甘いペットは男と化す
「いらっしゃいませー」
アカリを会社へ見送って、
俺は一人、この前のカフェへと来ていた。
本当は来たくなんかないはずなのに
どうしても気になって勝手に出向いてしまった足。
「一名様ですか?」
「はい。……あの、向こうの席でお願いします」
「奥の席ですね。

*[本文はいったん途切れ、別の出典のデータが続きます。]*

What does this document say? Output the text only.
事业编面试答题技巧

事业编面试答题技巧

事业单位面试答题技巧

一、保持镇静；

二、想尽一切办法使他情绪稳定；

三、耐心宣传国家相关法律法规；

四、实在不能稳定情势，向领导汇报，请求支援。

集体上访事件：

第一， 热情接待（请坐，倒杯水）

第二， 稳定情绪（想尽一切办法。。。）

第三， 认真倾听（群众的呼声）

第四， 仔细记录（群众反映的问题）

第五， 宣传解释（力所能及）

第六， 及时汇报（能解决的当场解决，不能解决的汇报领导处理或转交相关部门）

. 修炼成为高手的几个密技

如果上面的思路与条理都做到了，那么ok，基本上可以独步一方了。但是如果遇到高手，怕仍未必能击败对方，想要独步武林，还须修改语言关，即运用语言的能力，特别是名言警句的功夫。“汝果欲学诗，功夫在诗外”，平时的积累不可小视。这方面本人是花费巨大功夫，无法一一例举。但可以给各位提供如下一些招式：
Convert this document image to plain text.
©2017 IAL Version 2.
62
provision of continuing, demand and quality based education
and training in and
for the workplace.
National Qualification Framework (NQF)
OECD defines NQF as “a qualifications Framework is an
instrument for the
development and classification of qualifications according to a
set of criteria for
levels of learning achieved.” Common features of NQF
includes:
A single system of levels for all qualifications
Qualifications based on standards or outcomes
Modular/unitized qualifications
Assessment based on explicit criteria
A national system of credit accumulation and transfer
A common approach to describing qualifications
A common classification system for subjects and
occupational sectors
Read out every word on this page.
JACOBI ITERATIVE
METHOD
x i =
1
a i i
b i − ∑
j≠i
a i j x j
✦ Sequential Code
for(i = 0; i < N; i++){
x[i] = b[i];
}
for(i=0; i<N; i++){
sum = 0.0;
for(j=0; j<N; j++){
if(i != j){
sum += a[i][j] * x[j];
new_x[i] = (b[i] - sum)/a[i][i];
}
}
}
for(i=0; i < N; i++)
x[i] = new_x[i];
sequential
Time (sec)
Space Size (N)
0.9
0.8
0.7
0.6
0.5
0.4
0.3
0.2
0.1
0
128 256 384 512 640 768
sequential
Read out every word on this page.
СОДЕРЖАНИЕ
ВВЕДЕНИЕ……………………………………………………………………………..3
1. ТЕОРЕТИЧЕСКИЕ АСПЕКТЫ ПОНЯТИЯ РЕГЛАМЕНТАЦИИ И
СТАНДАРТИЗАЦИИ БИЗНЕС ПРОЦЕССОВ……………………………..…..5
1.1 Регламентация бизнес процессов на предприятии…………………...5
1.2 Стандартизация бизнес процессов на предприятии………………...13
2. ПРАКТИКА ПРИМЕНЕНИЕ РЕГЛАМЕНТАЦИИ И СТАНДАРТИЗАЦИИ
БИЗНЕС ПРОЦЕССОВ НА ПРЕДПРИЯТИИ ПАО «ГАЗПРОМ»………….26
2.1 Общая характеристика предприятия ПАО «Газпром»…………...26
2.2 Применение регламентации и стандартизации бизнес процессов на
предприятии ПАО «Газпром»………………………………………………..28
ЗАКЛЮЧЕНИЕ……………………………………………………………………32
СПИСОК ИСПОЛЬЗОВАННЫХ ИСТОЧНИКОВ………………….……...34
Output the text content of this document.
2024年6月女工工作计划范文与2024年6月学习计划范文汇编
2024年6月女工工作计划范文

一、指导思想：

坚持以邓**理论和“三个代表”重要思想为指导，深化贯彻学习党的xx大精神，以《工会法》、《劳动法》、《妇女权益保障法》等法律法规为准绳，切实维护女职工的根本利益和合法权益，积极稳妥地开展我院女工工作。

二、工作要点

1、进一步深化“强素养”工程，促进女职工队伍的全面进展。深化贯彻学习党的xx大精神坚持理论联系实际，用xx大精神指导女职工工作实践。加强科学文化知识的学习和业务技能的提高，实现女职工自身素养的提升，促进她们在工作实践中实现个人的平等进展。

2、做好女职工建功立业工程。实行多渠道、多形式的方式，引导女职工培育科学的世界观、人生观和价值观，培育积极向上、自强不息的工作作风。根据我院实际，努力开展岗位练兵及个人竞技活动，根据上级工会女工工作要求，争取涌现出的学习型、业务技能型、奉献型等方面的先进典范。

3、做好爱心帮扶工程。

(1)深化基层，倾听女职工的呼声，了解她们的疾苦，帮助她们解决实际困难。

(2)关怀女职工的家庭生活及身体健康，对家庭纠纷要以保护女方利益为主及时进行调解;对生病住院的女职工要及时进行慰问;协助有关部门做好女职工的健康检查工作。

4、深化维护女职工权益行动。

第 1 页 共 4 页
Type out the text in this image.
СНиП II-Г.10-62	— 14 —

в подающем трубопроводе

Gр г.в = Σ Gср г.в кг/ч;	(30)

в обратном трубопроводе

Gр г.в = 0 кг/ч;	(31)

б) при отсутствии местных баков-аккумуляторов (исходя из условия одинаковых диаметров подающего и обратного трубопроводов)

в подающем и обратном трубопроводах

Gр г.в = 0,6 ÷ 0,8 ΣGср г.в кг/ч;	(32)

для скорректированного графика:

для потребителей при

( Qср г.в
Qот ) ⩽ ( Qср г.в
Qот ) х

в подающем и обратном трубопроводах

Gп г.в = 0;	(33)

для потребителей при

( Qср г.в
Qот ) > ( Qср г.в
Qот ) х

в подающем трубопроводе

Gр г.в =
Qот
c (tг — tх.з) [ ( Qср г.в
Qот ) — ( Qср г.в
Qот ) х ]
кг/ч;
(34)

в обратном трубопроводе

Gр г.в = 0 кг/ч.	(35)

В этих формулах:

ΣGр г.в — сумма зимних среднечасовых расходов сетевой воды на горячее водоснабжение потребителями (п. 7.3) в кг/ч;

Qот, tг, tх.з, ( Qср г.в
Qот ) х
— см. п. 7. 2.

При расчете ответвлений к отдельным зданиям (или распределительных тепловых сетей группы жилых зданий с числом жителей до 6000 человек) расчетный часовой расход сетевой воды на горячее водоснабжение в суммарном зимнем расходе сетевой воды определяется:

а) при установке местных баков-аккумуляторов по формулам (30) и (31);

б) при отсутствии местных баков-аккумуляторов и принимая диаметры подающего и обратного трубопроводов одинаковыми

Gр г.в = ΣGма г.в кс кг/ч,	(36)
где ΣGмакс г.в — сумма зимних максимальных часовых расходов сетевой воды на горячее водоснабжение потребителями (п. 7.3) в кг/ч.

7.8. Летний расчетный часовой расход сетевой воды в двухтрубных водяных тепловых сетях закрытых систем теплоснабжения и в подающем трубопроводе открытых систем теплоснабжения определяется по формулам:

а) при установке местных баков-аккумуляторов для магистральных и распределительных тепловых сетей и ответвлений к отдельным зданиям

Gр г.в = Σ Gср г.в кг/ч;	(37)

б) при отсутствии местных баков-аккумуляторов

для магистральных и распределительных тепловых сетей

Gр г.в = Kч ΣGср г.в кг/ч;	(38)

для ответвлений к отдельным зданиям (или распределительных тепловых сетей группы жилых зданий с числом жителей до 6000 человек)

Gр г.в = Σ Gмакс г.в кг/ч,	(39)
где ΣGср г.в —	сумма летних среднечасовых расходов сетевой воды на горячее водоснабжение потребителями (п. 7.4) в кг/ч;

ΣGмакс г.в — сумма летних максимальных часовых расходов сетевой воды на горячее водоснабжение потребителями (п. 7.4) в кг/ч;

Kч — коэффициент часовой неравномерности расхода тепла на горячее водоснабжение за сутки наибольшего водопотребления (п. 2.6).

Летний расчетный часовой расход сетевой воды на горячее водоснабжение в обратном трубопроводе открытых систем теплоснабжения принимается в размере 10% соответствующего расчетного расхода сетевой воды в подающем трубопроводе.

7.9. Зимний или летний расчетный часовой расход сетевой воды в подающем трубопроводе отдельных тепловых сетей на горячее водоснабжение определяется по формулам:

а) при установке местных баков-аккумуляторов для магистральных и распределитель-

えっとそちらは……カップル様専用席となっているのですが」
「すみません、お願いします!今回だけでいいので」
「……かしこまりました」
ウェイターは、俺の必死さに多少驚きながらも、店内にお客が少ないことからそこの席へと案内してくれた。
「どうぞ」
「ありがとうございます」
そこは、カップル専用というのがよく分かった。
半個室となっている壁の部分は、幸せのモチーフとされる四つ葉のクローバーがいたるところに内装されていて、ハートはないものの、可愛さがはっきりと主張されていた。
だけど驚いてはいなかった。
昨日、アカリと来たとき、頭の中でこの内装は思い浮かんでいたから……。
だけど一つだけ、頭の中に思い浮かべられなかったものがテーブルの隅に置いてあった。
「………ノート?」
それは、5冊に渡る黄緑色のノートだった。